Slim entered lunar orbit on Christmas Day, 110 days after its September launch, which followed a failed liftoff in May and a second delay in August due to bad weather. It is expected to land on a crater where the moon’s mantle – the deep inner layer beneath its crust – is believed to be accessible on the surface.

“The rocks exposed here are crucial in the search for the origin of the moon and the earth,” Tomokatsu Morota, an associate professor at the University of Tokyo who specializes in lunar and planetary exploration, told Agence France-Presse said.

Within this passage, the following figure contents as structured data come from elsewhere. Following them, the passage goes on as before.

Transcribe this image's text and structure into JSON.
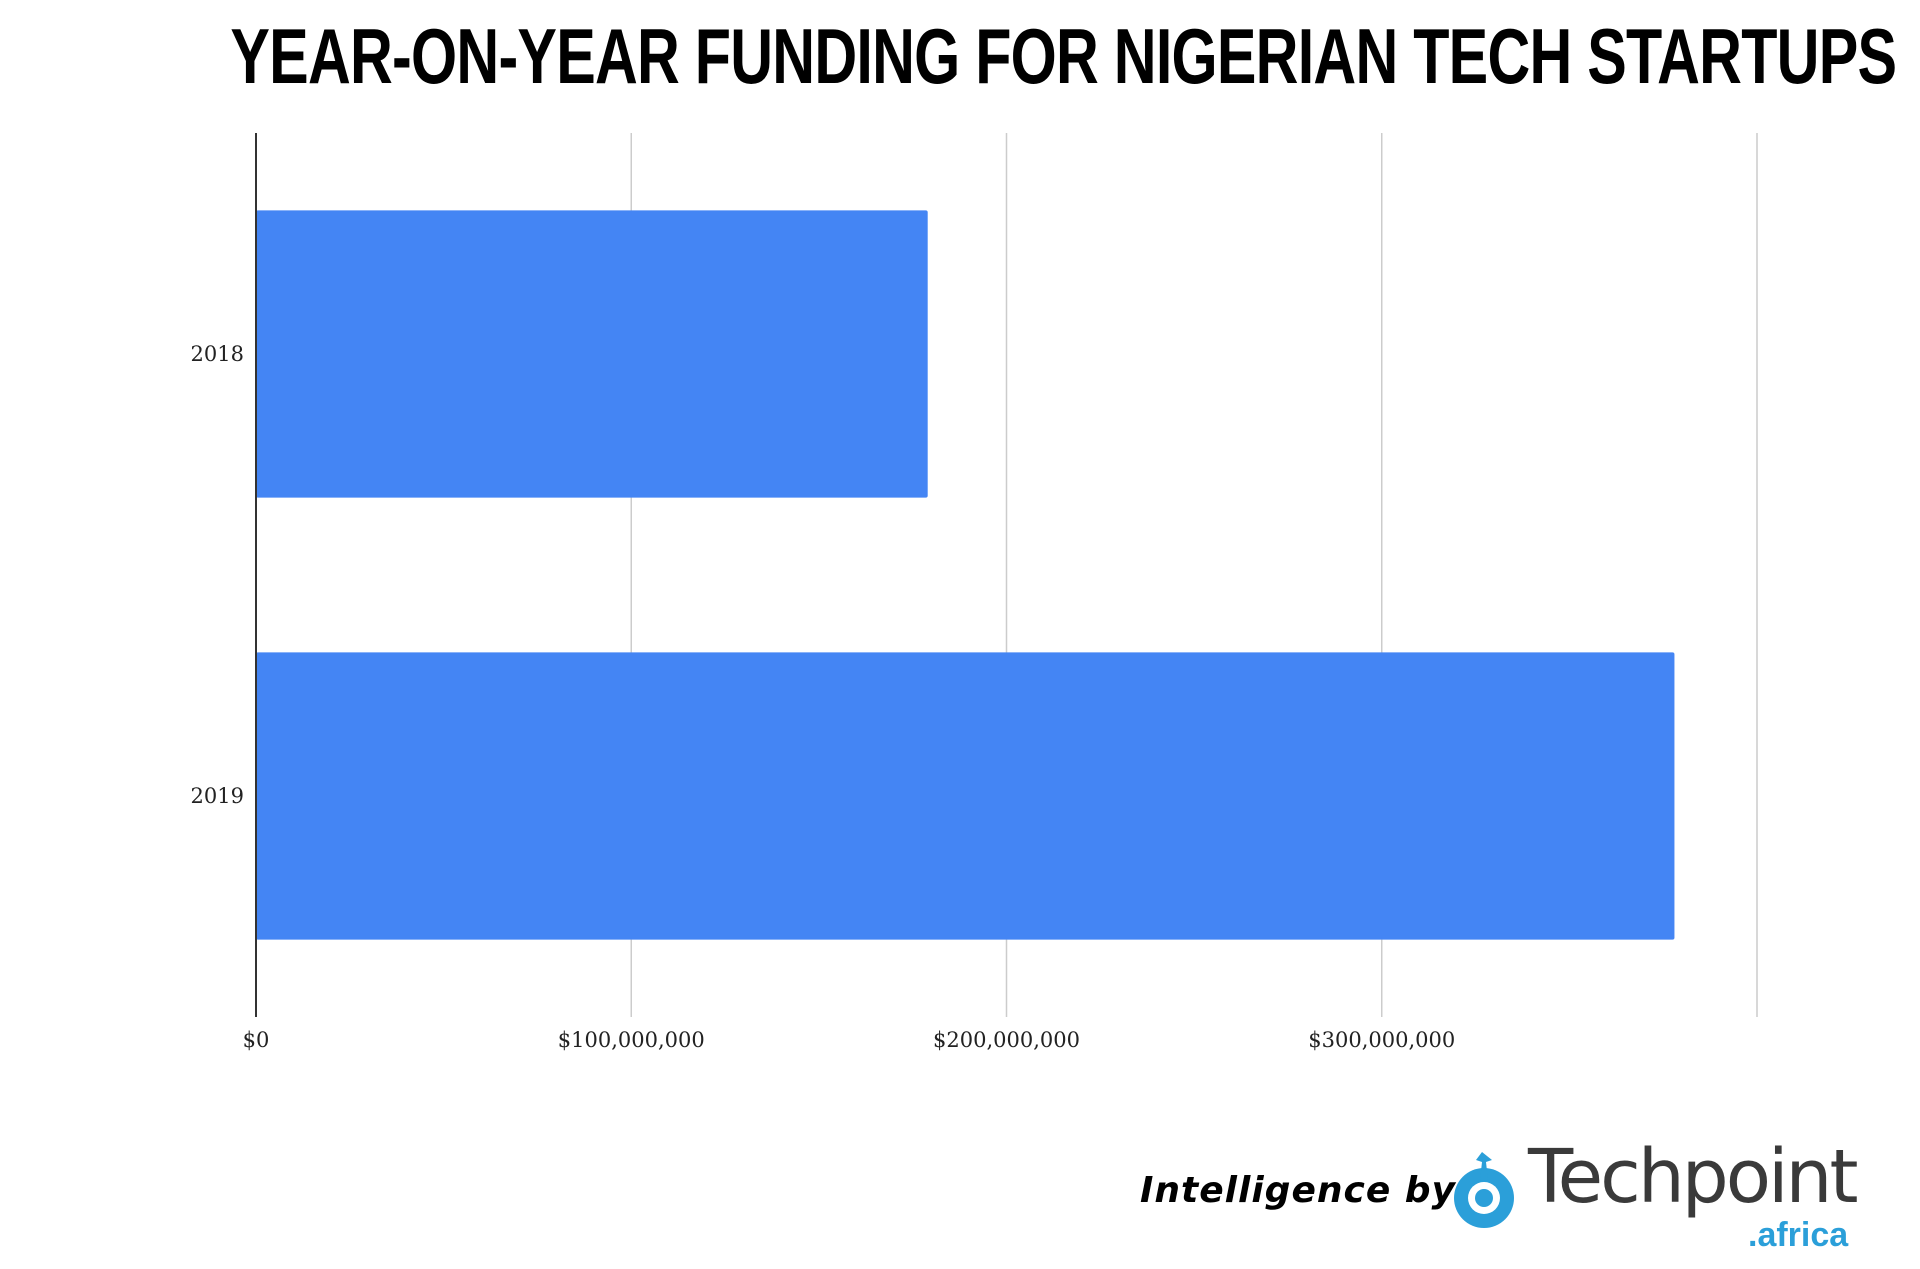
{
  "chart_data": {
    "type": "bar",
    "orientation": "horizontal",
    "title": "YEAR-ON-YEAR FUNDING FOR NIGERIAN TECH STARTUPS",
    "categories": [
      "2018",
      "2019"
    ],
    "values": [
      179000000,
      378000000
    ],
    "xlim": [
      0,
      400000000
    ],
    "x_ticks": [
      0,
      100000000,
      200000000,
      300000000
    ],
    "x_tick_labels": [
      "$0",
      "$100,000,000",
      "$200,000,000",
      "$300,000,000"
    ],
    "xlabel": "",
    "ylabel": "",
    "grid": true,
    "legend": "none",
    "bar_color": "#4485f4"
  },
  "branding": {
    "intelligence_label": "Intelligence by",
    "logo_word": "Techpoint",
    "logo_suffix": ".africa",
    "logo_icon": "target-pin-icon",
    "logo_color": "#2b9fd9"
  }
}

The mission could also investigate how potential water resources could be harnessed to build bases on the moon. The possibility of lunar commercialization will depend on whether there is water at the poles, Morota said.

Jack landed a spacecraft on a speeding asteroid in 2019, but experts say the challenges are greater on the moon, where gravity is stronger.

The craft, whose attempt at landing will be broadcast livewill have only one attempt to make a successful landing, meaning precision will be key if it has to touch down in an area surrounded by rocks, which it will survey with a camera, Morota added.

Slim is equipped with a “rolling” robot – a spherical rover slightly larger than a tennis ball that can change its shape as it negotiates the contours of the moon’s surface. Jointly developed by Jaxa and Japanese toy maker Takara Tomy, the probe is a video game released online by Jaxa in which players are invited to make their own moon landing.

A successful mission would mark Japan’s involvement in a new era of lunar exploration, a few months after India became the first country to land an unmanned craft near the moon’s largely unexplored south pole.

It’s been 54 years since humans first sat on the lunar surface – and the last crewed mission was in 1972 – but governments and private companies have never lost their fascination with Earth’s satellite, amid a strong belief among scientists that it is a accessible source of water.

But lunar missions are fraught with problems. A private American lunar lander last week failed en route after leaking fueland was expected to fall back into Earth’s atmosphere and burn up. Nasa announced a delayed grid for sending men to the moon under its Artemis program. Russia, China and other countries, including South Korea and the United Arab Emirates, are also planning missions.